I sometimes facetiously say to my children, when we get round to discussing which part of the garden I will be buried in, that I have no fear of death. I have been to hell. Hell has been Gaza, because I cannot imagine anywhere after death that is worse than Gaza, or Darfur. On the occasions that I have visited Darfur with hon. Friends, it is incredibly difficult to imagine how life can get any worse than we see in Darfur.

I am sure it was right of the International Criminal Court to have imposed an arrest warrant on Bashir, but with 13 aid agencies being expelled as a consequence, huge numbers of people in Darfur will get no access to water or basic food. What is going to happen? They will be forced to leave the settlement camps for internally displaced people in which they have been living for a very long time, and they will have to go to neighbouring towns and villages, where they will get picked off.

Very large numbers of people in Darfur are at risk of losing their lives over the next couple of years. It is difficult to see what the UN can do to prevent that. Much UN assistance had for a long time been delivered through well-established professional NGOs, which have been expelled. Apparently, Bashir has said that if the warrant is not removed by the end of this year, the rest of the development agencies will also be expelled from Darfur.

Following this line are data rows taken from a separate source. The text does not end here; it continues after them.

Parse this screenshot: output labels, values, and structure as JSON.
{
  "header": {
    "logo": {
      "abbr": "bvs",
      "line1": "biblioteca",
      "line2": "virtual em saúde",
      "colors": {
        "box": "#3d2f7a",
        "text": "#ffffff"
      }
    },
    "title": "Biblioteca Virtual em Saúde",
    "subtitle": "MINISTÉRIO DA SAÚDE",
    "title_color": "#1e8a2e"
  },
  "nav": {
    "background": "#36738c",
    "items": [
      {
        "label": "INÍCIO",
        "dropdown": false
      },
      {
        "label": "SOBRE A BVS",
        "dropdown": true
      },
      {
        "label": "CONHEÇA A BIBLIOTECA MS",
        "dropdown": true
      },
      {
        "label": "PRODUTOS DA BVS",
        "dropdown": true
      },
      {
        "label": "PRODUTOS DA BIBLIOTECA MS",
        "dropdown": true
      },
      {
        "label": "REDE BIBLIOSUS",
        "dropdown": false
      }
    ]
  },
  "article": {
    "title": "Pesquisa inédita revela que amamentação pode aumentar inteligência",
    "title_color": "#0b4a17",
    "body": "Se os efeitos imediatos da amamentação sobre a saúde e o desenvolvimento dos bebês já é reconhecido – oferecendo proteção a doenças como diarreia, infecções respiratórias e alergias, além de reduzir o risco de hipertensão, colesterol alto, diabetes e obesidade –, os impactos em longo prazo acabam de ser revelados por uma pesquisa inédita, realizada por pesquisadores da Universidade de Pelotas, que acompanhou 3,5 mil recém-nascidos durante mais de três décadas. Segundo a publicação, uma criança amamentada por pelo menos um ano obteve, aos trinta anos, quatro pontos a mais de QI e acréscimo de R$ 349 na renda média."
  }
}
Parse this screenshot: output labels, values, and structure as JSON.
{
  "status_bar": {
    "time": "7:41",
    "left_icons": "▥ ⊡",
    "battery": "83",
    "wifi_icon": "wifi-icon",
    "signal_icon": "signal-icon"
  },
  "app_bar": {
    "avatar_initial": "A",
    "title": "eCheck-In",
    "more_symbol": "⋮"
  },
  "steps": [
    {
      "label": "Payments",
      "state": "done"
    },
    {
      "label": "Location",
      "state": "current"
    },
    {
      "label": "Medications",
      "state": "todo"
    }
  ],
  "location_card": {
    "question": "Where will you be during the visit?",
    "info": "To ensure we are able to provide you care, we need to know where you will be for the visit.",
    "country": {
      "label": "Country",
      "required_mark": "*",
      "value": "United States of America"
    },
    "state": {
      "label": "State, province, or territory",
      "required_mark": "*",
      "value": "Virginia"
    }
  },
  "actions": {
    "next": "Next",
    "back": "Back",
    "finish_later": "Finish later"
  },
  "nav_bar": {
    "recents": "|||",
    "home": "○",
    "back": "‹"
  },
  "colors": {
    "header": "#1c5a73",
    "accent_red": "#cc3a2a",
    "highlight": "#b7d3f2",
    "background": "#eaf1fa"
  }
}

We heard in 2005 that the General Assembly of the United Nations had passed a resolution on the responsibility to protect. On 12 January this year the Secretary-General published a report to the General Assembly entitled, “Implementing the Responsibility to Protect”. The General Assembly will shortly debate that, but the international community as a whole has not yet managed to find one single helicopter of the 22 helicopters that the UN peacekeepers in Darfur have asked for to support the UN peacekeeping operation in Darfur. If the entire international community jointly cannot find a single helicopter to help in peacekeeping in Darfur, what hope have we of seeing any effective implementation of the responsibility to protect?

The hon. Member for North Southwark and Bermondsey (Simon Hughes) last week helped convene here at Westminster a meeting of parliamentarians from around the world interested in enhancing conflict prevention. Such initiatives are worth while, but they will be as naught if the international community is not prepared to put some commitment behind the warm words of UN resolutions such as that on the responsibility to protect. I suggest that the test of that will be Darfur. I fully understand that the UK Government and UK armed forces personnel are totally committed in Afghanistan, but we are not the only nation in the world. The UK is not the international community. I am not suggesting to the Minister that we single-handedly have to sort out Darfur.